Is a no-deal Brexit really worthwhile as UK GDP slips?
Tom Fowdy

Editor's Note: Tom Fowdy is a British political and international relations analyst and a graduate of Durham and Oxford universities. He writes on topics pertaining to China, the DPRK, Britain, and the U.S. The article reflects the author's opinions, and not necessarily the views of CGTN.

Today government statistics revealed that for the first since 2012, the GDP of the United Kingdom retracted in the second quarter of the year by 0.2 percent, a clear product of the growing slowdown created by business uncertainty pertaining to Brexit.

Economists have forecasted that total growth for the year is likely to amount to zero, and that the impact of a "no deal" result, threatened by Boris Johnson, would be certain to bring about a recession. In light of the news, the pound sterling immediately dropped against other major currencies, having already dropped significantly in recent weeks in response to the prime minister's policies.

Quite obviously, a retraction in GDP is the most clear sign yet of the impact that Brexit poses, as well of course a foreshadowing of the enormous risks and costs which lie ahead. This poses the question, is a no deal Brexit, or for that Brexit at all, truly worth it?

Far from the lucrative promises which have been made by the leading cheerleaders of Britain's departure from the European Union, it should be explicitly clear now that a continuation of the current path will serve to throw the country's economy off a cliff edge, in exchange for the supposed restoration of "national sovereignty" and a misleading allure to the restoration of national greatness.

Given it all, the public will likely not be so hostile to a softer outcome.

For many years, the emotional character of Brexit prevented the public at large from having a serious debate about its consequences. Although many were sincere in warning about the risks of Britain's departure, David Cameron's weaponization of outright fearmongering as part of the Remain campaign in 2015 and 2016 resulted in a divisive and emotional impact which saw many people simply stop listening.

Boris Johnson, the UK's prime minister, waves outside 10 Downing Street, London, July 24, 2019. /VCG Photo

Boris Johnson, the UK's prime minister, waves outside 10 Downing Street, London, July 24, 2019. /VCG Photo

Seeing this, the Leave Campaign weaponized Cameron and others claims under the coined slogan of "project fear" and utilizing populism and distrust of the establishment, argued that these voices were acting insincerely and that in reality, the consequences of Brexit would be so adverse.
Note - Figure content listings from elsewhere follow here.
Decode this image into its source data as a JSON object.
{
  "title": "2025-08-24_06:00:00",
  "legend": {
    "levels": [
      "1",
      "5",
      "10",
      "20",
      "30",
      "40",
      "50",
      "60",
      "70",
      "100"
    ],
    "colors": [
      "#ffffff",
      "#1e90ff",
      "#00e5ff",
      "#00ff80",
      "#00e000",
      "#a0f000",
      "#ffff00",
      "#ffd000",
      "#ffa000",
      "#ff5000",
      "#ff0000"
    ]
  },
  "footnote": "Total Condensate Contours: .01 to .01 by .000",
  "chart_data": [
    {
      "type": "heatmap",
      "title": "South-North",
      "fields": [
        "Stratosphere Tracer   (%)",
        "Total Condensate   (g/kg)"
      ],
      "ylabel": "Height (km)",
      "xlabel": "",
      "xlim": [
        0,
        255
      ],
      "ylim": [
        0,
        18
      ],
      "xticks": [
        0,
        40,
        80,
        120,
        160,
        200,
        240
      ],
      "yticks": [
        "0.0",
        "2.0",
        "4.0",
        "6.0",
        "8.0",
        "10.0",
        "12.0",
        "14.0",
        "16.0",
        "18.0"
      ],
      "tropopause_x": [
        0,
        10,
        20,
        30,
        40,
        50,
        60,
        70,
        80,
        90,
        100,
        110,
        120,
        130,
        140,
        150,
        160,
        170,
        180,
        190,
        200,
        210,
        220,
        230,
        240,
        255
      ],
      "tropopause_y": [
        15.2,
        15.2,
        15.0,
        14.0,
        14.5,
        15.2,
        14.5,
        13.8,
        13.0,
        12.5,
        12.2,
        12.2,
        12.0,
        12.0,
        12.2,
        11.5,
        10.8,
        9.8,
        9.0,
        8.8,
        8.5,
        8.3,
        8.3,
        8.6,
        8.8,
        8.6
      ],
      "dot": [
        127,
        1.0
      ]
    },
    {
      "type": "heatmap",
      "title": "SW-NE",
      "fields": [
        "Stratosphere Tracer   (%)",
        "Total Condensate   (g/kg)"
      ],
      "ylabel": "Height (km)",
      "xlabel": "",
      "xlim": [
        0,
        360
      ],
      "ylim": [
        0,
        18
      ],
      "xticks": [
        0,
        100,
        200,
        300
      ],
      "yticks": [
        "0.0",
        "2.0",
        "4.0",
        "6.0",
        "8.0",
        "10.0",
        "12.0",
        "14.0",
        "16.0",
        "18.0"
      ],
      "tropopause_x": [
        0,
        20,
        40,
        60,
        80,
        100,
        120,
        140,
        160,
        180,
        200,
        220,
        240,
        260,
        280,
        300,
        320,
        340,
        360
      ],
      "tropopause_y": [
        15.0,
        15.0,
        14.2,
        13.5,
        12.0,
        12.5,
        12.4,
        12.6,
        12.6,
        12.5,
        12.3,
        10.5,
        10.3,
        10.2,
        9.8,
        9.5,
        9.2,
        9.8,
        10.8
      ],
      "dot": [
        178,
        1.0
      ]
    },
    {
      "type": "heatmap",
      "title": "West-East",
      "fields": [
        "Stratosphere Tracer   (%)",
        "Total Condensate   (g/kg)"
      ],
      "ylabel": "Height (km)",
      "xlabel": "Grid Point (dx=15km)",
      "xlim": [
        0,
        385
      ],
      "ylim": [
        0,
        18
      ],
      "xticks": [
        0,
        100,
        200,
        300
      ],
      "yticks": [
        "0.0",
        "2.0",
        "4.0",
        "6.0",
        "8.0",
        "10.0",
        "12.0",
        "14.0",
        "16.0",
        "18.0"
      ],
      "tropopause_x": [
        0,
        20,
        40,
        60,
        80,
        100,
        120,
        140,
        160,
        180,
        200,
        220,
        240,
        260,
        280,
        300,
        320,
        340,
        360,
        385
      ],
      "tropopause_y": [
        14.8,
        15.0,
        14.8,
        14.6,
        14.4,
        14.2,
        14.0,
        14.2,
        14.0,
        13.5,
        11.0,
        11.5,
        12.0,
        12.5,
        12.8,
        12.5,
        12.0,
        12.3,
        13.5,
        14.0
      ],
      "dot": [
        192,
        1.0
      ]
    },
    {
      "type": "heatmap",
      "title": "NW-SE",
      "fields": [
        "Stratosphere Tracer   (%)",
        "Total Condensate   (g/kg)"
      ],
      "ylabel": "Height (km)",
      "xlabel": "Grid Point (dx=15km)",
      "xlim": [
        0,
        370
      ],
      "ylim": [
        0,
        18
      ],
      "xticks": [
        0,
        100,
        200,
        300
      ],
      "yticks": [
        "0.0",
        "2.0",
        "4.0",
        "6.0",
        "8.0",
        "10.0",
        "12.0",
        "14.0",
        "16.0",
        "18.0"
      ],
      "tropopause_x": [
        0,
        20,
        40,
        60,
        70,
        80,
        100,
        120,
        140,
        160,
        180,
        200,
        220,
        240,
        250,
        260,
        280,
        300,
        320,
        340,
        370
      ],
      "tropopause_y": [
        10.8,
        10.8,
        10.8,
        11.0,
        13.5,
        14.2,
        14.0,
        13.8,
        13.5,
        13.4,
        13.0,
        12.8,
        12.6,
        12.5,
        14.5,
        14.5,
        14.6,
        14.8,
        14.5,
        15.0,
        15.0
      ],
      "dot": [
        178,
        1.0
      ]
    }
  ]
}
As Michael Gove famously said in an interview "people have had enough of the experts"- and thus at least for the campaign and the immediate impact, the Leave campaign was able to successfully convince a majority of voters to dismiss and downplay the potential risks of Brexit, with aspects of national identity proving more influential than economic incentives.

However, the recent GDP figures now change the game. For the first time, the British economy has shrunk in size owing to circumstances which are clearly linked to Brexit. While growth had already long been downgraded on forecasts, a retraction was in fact not what economists were expecting.

This means undoubtedly that there is trouble ahead and more so, that if Boris Johnson's threats of a "No deal" with Europe if they do not renegotiate, truly materialize, that quite clearly the risk of a recession is almost certain.

On these grounds, is Brexit at least on no deal terms, truly worth the costs? Those who voted for it obviously had reason to expect some impact, but not seemingly an outright decline in GDP.

For some portions of the electorate, this may be a reality which finally seeks in: Brexit, even though people have wielded some grievances with the European Union's policies, may not be truly worth the costs. 

Businessmen speak in the street in the City of London, August 9, 2019. /VCG Photo

Businessmen speak in the street in the City of London, August 9, 2019. /VCG Photo

Many people will note that they were promised all kinds of economic gains in light of Britain's departure, including new money for the NHS and new trade deals on more favorable terms, but with the privileges of "national sovereignty being restored"– hence why Gavin Williamson had spoken of the "restoration of Britain's hard power."

Now in reality, the country is in a weaker position than ever, with a no deal result likely to bring about certain economic catastrophe. Undoubtedly, some people must be questioning if this is truly what they wanted.

Given this, despite the right-wing of the Conservative Party hounding Theresa May out of the door for a "compromise" deal and unconvincingly thinking that they can push Brussels for better terms, Boris Johnson and his government might want to question if the current strategy is really worthwhile.

Thus, far from the public getting angry over a so called "Brexit Betrayal" by elites and belief that a "silent majority" want a hard and serious Brexit, these statistics may serve to be a prompting that the public at large may be more willing to accept a soft and compromise based Brexit than actually believed.

Is after all, a no-deal Brexit which secures "sovereignty" really worth the cost of one's job, standard of living and economic future? It's unlikely many would truly agree.